Hubo un curioso anuncio esa tarde. Tan llamativo era, que aquellos que lo leyeron, no lograron interpretar su sentido. El anuncio era escueto, casi irreverente y, para el colmo, nada original. Mucho menos para el lugar que había sido pensado y menos aún para el público a quien estaba dirigido. Pero resultó llamativo.
El aviso solo estaba compuesto por once palabras. Once, entre la milenaria cultura china no significa nada. Para los griegos el once era una cifra irrelevante. Los egipcios al once ni le llevaban el apunte. En síntesis, si era por la numerología o el arte de interpretar la vida en cifras, el once no tenía ninguna relevancia. Más allá del nombre de aquel barrio famoso donde los paisanos venden sus telas, once es una palabra intrascendente. Así que si le buscaban la misteriosidad por la palabra, tampoco el anuncio tenía alguna connotación extra.

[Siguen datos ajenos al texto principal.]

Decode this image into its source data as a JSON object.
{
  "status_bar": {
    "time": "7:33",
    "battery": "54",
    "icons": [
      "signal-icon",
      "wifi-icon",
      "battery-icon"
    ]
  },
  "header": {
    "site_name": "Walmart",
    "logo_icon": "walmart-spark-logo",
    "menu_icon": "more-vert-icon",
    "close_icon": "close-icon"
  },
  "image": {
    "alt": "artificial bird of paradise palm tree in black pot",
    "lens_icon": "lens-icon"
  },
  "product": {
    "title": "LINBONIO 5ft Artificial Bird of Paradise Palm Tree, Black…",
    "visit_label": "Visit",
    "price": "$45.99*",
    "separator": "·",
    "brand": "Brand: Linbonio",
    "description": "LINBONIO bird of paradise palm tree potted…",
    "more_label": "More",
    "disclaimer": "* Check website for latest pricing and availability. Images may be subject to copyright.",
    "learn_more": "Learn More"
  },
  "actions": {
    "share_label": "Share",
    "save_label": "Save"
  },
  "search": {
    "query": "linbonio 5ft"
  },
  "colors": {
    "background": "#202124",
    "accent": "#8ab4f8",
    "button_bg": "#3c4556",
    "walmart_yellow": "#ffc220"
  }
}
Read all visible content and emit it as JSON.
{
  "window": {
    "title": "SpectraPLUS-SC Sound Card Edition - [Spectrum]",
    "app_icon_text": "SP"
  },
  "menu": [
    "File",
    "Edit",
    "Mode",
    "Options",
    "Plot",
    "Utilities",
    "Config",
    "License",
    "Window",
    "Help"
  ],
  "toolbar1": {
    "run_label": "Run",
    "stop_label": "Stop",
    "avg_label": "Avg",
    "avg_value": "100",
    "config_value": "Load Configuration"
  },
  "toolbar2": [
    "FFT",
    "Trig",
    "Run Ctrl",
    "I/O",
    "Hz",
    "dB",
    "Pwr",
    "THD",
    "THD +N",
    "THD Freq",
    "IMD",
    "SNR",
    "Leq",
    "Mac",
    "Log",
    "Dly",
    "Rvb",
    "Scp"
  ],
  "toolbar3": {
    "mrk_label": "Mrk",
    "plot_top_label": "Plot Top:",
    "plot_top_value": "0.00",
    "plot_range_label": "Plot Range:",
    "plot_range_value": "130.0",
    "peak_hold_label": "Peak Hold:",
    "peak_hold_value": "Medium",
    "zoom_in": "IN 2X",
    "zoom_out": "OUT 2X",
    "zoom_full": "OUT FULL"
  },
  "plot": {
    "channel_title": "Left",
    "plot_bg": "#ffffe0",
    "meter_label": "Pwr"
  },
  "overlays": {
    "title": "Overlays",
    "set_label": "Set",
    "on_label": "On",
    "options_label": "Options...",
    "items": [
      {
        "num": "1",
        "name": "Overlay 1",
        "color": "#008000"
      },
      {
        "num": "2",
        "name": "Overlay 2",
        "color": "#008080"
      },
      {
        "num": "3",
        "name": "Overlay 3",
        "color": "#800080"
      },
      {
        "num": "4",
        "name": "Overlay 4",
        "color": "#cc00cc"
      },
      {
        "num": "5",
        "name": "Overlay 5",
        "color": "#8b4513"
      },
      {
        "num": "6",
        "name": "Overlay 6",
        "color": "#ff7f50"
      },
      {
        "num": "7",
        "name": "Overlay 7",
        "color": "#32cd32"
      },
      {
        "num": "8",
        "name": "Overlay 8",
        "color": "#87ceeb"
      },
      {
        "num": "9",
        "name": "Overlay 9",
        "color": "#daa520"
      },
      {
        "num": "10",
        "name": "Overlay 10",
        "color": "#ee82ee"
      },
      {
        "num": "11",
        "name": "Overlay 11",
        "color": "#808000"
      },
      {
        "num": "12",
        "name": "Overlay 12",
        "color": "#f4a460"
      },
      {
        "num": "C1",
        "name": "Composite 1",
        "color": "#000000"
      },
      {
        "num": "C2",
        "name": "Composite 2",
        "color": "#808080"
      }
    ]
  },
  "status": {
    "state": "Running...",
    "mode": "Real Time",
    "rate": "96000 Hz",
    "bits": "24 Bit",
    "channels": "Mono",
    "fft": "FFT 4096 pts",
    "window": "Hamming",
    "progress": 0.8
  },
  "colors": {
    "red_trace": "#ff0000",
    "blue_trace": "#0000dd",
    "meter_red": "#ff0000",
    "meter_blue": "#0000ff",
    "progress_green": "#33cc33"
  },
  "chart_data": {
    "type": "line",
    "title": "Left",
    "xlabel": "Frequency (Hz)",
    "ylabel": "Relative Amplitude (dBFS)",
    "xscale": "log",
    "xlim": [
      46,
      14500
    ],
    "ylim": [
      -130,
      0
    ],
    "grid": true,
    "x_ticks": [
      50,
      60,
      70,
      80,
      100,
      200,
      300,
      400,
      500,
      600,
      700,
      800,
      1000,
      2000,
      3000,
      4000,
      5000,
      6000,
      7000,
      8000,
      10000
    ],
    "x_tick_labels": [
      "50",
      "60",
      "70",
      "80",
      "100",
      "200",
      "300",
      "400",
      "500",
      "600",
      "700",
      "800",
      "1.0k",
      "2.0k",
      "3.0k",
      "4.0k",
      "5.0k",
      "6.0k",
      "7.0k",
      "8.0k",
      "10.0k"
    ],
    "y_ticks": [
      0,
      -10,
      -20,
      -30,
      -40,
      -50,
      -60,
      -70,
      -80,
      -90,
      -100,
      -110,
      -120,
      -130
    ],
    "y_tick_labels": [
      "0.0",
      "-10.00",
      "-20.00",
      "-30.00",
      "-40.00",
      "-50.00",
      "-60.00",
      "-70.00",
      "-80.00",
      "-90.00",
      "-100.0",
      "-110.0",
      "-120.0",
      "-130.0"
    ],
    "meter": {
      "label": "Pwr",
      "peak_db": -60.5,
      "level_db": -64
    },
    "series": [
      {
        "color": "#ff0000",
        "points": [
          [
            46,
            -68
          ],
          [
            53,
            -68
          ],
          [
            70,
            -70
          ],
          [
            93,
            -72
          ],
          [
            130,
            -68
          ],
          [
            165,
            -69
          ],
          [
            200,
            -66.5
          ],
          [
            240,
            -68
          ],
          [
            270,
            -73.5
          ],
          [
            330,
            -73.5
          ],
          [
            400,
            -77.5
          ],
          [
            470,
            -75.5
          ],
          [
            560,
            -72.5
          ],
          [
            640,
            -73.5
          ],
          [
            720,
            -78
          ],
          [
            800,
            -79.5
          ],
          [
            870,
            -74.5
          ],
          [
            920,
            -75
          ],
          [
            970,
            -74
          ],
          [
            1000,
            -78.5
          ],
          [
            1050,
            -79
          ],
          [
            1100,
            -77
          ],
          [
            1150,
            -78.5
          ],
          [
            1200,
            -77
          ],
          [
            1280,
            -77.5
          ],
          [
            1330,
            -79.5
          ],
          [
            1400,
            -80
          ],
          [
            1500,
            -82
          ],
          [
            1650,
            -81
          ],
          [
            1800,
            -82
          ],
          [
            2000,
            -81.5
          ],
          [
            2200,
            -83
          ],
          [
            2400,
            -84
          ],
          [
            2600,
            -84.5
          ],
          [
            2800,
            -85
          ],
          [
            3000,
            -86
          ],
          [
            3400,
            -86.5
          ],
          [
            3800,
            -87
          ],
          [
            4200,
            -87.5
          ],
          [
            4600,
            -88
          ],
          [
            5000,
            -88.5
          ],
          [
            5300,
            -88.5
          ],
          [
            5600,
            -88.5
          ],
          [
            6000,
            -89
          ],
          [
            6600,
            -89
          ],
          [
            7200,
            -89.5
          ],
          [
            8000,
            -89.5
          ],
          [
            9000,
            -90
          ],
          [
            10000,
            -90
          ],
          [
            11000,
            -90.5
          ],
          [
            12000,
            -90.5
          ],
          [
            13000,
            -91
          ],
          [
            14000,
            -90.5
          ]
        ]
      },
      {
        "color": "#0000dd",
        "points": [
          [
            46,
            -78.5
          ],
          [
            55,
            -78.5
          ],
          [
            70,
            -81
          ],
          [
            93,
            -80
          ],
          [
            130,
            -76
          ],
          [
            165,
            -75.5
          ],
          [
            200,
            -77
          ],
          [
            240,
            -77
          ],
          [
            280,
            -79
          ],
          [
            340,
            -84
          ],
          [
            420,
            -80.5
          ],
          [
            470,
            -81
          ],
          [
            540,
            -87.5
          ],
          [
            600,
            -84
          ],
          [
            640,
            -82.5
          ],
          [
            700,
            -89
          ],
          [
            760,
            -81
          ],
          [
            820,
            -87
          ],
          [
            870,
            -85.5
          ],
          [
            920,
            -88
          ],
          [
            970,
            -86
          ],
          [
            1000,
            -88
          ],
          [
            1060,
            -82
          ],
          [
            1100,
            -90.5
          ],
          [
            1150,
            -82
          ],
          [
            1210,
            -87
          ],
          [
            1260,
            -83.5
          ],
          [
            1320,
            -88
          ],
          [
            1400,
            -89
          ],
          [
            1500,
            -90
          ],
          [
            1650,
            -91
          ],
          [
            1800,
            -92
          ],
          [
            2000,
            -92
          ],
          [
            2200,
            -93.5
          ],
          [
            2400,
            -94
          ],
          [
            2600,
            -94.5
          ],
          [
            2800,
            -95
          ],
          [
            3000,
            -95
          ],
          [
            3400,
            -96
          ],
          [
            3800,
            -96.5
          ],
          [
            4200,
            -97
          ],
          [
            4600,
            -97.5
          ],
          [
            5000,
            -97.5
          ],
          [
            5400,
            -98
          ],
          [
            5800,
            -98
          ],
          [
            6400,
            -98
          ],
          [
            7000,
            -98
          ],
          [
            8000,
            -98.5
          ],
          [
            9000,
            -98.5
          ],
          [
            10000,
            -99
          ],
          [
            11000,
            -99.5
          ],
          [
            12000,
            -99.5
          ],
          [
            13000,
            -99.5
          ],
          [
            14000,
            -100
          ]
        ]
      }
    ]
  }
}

Un aviso de once palabras irrelevantes ¿por qué resultaba tan llamativo y curioso a la vez? Alguien del público arriesgó que se trataba de una proclama copiada al gran sabio devenido en ciego por intentar ver el más acá de las cosas. Pero otro sujeto, del mismo público, le rebatía que aquello de la proclama era un justificativo burocrático. Después de todo que podía proclamar algo que ya se sabía. Una señora, también integrante del público, se molestó con otra, que estaba entre el mismo público, porque no le aceptaba el comentario público sobre el anuncio vespertino en cuestión. Reclamaba, a los gritos, contra censura previa. Argumentaba que si estaba entre el público ella tenía el derecho de publicar oralmente, o por cualquier otro medio, el comentario que se le antojara y nadie debía indicarle el argumento. Otro del público comenzó a vociferar y entonces todo el público se volvió vociferador. Un desconocido integrante de ese público reclamó silencio y lógica ubicación para discutir la cosa públicamente. Entonces todos públicamente lo mandaron a mierda con una M bien mayúscula. Y así pasaron las horas. Y la gente pública se olvidó que había otra vida. Que tenían que comer, que tenían que dormir, que debían amar y odiar. Hasta se olvidaron del aviso. Total era una cuestión pública. Pertenecía a todos, al menos así lo imaginaban, o lo deseaban. Era como si el hecho de pertenecer al público les brindaba algo común en el sentido de saberse parte. Era como si ese público necesitaba sentirse unido por necesidades compartidas. De última ese público parecía huir colectivamente de lo que era la síntesis del aviso. Aunque nadie lo había interpretado de esa manera.
Ah, el aviso decía lo siguiente: "No hay nada como la muerte para mejorar a la gente" Once palabras, cuarenta letras. Escritas por un sabio que se volvió ciego por intentar ver el más acá de las cosas. Ese imperdonable acto de lucidez le costó la vista al venerable sabio, que entre nosotros, ya nadie lo recuerda. Ni mucho menos en Frankfourt 2010.
Al once y al cuarenta nunca los jugaría a la tómbola.